È ora di cambiare denominazione a una ricorrenza usata da troppi per rivendicare un crudele e violento “apartheid” anagrafico
Caro direttore, sarà ora di cambiare dicitura alla Festa dell’8 marzo: qualcuno ha preso troppo alla lettera il complemento di specificazione “della donna” e l’ha immiserito a tal punto da farne la fiera della discriminazione. Come definire altrimenti la retorica andata in scena anche stavolta sui Tg e sui social ad associare la ricorrenza con la rivendicazione di un diritto “calpestato in tante parti del mondo e minacciato anche nel cuore dell’Europa”. Quale diritto? Quello “alto e nobile” di non riconoscere diritto alcuno a delle donne che hanno una grave colpa: quella di essere troppo piccole e fragili per andare in tv a difendersi o fare lobby politica per sopravvivere.

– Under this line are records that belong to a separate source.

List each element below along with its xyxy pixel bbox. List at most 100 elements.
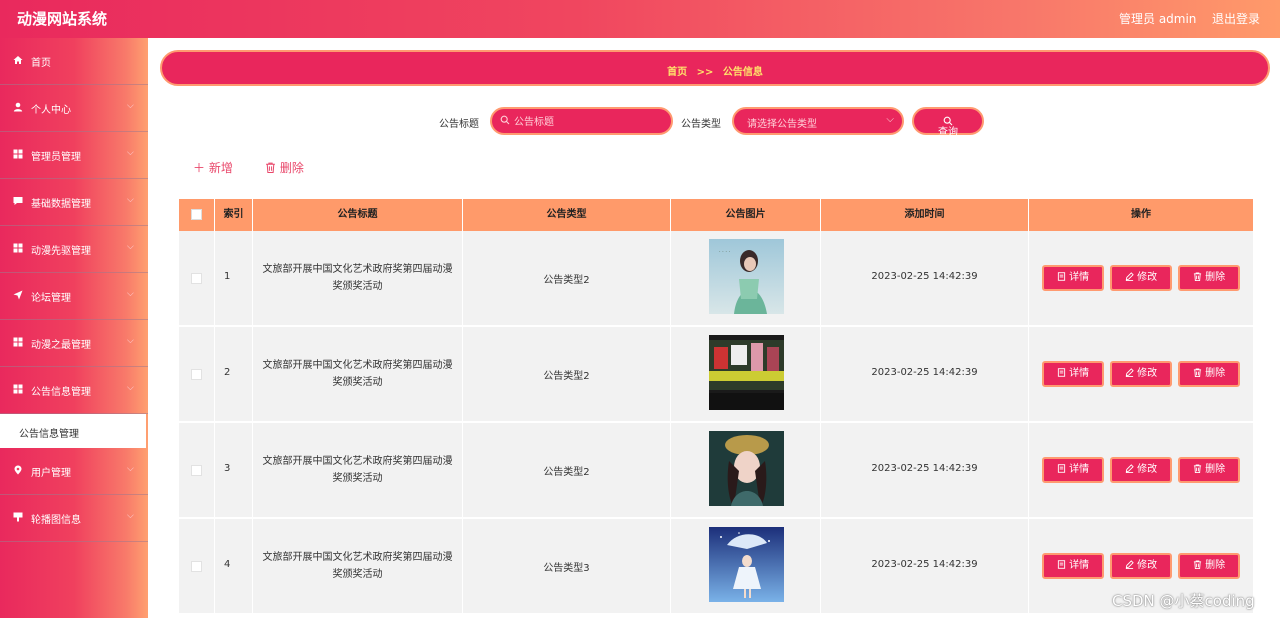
edit-label: 修改 — [1137, 368, 1158, 379]
delete-button[interactable]: 删除 — [1178, 265, 1240, 291]
document-icon — [1057, 560, 1066, 569]
sidebar: 首页 个人中心 ⌵ 管理员管理 ⌵ 基础数据管理 ⌵ 动漫先驱管理 ⌵ 论坛管理… — [0, 38, 148, 618]
sidebar-subitem-notice-info[interactable]: 公告信息管理 — [0, 414, 146, 448]
add-button-label: 新增 — [208, 161, 233, 175]
logout-link[interactable]: 退出登录 — [1212, 10, 1260, 27]
edit-icon — [1125, 560, 1134, 569]
notice-image: · · · · — [709, 239, 784, 314]
edit-label: 修改 — [1137, 560, 1158, 571]
delete-button[interactable]: 删除 — [1178, 361, 1240, 387]
edit-button[interactable]: 修改 — [1110, 361, 1172, 387]
query-button[interactable]: 查询 — [912, 107, 984, 138]
row-checkbox[interactable] — [191, 561, 202, 572]
home-icon — [13, 55, 24, 66]
document-icon — [1057, 464, 1066, 473]
breadcrumb-separator: >> — [696, 67, 714, 78]
row-checkbox[interactable] — [191, 273, 202, 284]
title-search-label: 公告标题 — [439, 119, 479, 130]
detail-button[interactable]: 详情 — [1042, 553, 1104, 579]
column-header-actions: 操作 — [1131, 209, 1151, 220]
delete-label: 删除 — [1205, 272, 1226, 283]
sidebar-item-basic-data[interactable]: 基础数据管理 ⌵ — [0, 179, 148, 226]
title-search-input[interactable] — [514, 114, 664, 130]
banner-icon — [13, 512, 24, 523]
table-row: 1 文旅部开展中国文化艺术政府奖第四届动漫奖颁奖活动 公告类型2 · · · ·… — [179, 231, 1253, 326]
delete-label: 删除 — [1205, 560, 1226, 571]
sidebar-item-pioneer-management[interactable]: 动漫先驱管理 ⌵ — [0, 226, 148, 273]
plus-icon: ＋ — [193, 161, 206, 175]
row-index: 1 — [224, 271, 231, 282]
table-row: 2 文旅部开展中国文化艺术政府奖第四届动漫奖颁奖活动 公告类型2 2023-02… — [179, 327, 1253, 422]
table-row: 3 文旅部开展中国文化艺术政府奖第四届动漫奖颁奖活动 公告类型2 2023-02… — [179, 423, 1253, 518]
sidebar-item-label: 用户管理 — [31, 468, 71, 479]
trash-icon — [266, 162, 275, 173]
document-icon — [1057, 272, 1066, 281]
delete-label: 删除 — [1205, 368, 1226, 379]
column-header-time: 添加时间 — [821, 199, 1029, 231]
edit-button[interactable]: 修改 — [1110, 265, 1172, 291]
delete-button[interactable]: 删除 — [1178, 457, 1240, 483]
trash-icon — [1193, 368, 1202, 377]
trash-icon — [1193, 272, 1202, 281]
chat-icon — [13, 196, 24, 207]
detail-button[interactable]: 详情 — [1042, 457, 1104, 483]
row-title: 文旅部开展中国文化艺术政府奖第四届动漫奖颁奖活动 — [262, 552, 453, 580]
batch-delete-button[interactable]: 删除 — [265, 159, 304, 176]
chevron-down-icon: ⌵ — [127, 101, 134, 111]
current-user: 管理员 admin — [1119, 12, 1197, 26]
chevron-down-icon: ⌵ — [886, 114, 894, 125]
chevron-down-icon: ⌵ — [127, 195, 134, 205]
sidebar-item-best-anime[interactable]: 动漫之最管理 ⌵ — [0, 320, 148, 367]
svg-text:· · · ·: · · · · — [719, 249, 731, 255]
search-icon — [500, 115, 510, 128]
sidebar-subitem-label: 公告信息管理 — [19, 429, 79, 440]
row-checkbox[interactable] — [191, 369, 202, 380]
column-header-title: 公告标题 — [253, 199, 463, 231]
chevron-down-icon: ⌵ — [127, 464, 134, 474]
column-header-image: 公告图片 — [671, 199, 821, 231]
type-select[interactable]: 请选择公告类型 ⌵ — [732, 107, 904, 135]
type-select-placeholder: 请选择公告类型 — [747, 119, 817, 130]
edit-button[interactable]: 修改 — [1110, 457, 1172, 483]
sidebar-item-user-management[interactable]: 用户管理 ⌵ — [0, 448, 148, 495]
row-title: 文旅部开展中国文化艺术政府奖第四届动漫奖颁奖活动 — [262, 264, 453, 292]
send-icon — [13, 290, 24, 301]
type-select-label: 公告类型 — [681, 119, 721, 130]
sidebar-item-forum-management[interactable]: 论坛管理 ⌵ — [0, 273, 148, 320]
row-checkbox[interactable] — [191, 465, 202, 476]
row-type: 公告类型2 — [543, 467, 590, 478]
trash-icon — [1193, 464, 1202, 473]
sidebar-item-banner-info[interactable]: 轮播图信息 ⌵ — [0, 495, 148, 542]
app-title: 动漫网站系统 — [17, 10, 108, 28]
sidebar-item-admin-management[interactable]: 管理员管理 ⌵ — [0, 132, 148, 179]
sidebar-item-label: 首页 — [31, 58, 51, 69]
select-all-checkbox[interactable] — [191, 209, 202, 220]
row-time: 2023-02-25 14:42:39 — [871, 559, 978, 570]
breadcrumb-home[interactable]: 首页 — [667, 67, 687, 78]
detail-button[interactable]: 详情 — [1042, 361, 1104, 387]
row-title: 文旅部开展中国文化艺术政府奖第四届动漫奖颁奖活动 — [262, 456, 453, 484]
delete-button[interactable]: 删除 — [1178, 553, 1240, 579]
sidebar-item-label: 轮播图信息 — [31, 515, 81, 526]
sidebar-item-home[interactable]: 首页 — [0, 38, 148, 85]
user-icon — [13, 102, 24, 113]
document-icon — [1057, 368, 1066, 377]
sidebar-item-label: 个人中心 — [31, 105, 71, 116]
detail-label: 详情 — [1069, 272, 1090, 283]
row-index: 2 — [224, 367, 231, 378]
batch-delete-label: 删除 — [279, 161, 304, 175]
chevron-down-icon: ⌵ — [127, 511, 134, 521]
detail-button[interactable]: 详情 — [1042, 265, 1104, 291]
edit-label: 修改 — [1137, 272, 1158, 283]
notice-image — [709, 431, 784, 506]
sidebar-item-personal-center[interactable]: 个人中心 ⌵ — [0, 85, 148, 132]
chevron-down-icon: ⌵ — [127, 289, 134, 299]
watermark: CSDN @小蔡coding — [1112, 592, 1255, 610]
add-button[interactable]: ＋ 新增 — [193, 159, 233, 176]
sidebar-item-notice-management[interactable]: 公告信息管理 ⌵ — [0, 367, 148, 414]
detail-label: 详情 — [1069, 368, 1090, 379]
row-time: 2023-02-25 14:42:39 — [871, 463, 978, 474]
select-all-cell — [179, 199, 215, 231]
edit-button[interactable]: 修改 — [1110, 553, 1172, 579]
detail-label: 详情 — [1069, 464, 1090, 475]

Già, perché la Festa della Donna si è ridotta per molti a megafono mediatico con cui pretendere sempre più mani libere per “fare la festa” a queste creature che stanno nel grembo materno e diventate non solo oggetto di eccidio ma di teorizzato “apartheid”. Infatti oltre alle discriminazioni etniche, politiche, religiose, sessuali siamo stati capaci di inventarci anche quella anagrafica: sotto una certa soglia di età non puoi accampare diritti!
Facciamo così allora: dalla prossima volta chiamiamola festa della “persona al femminile”, sempre che la dittatura gender lo permetta. Così sarà chiaro che è festa delle donne sì, ma anche delle bambine di qualunque età, comprese quelle che stanno nel grembo materno. Non una di meno.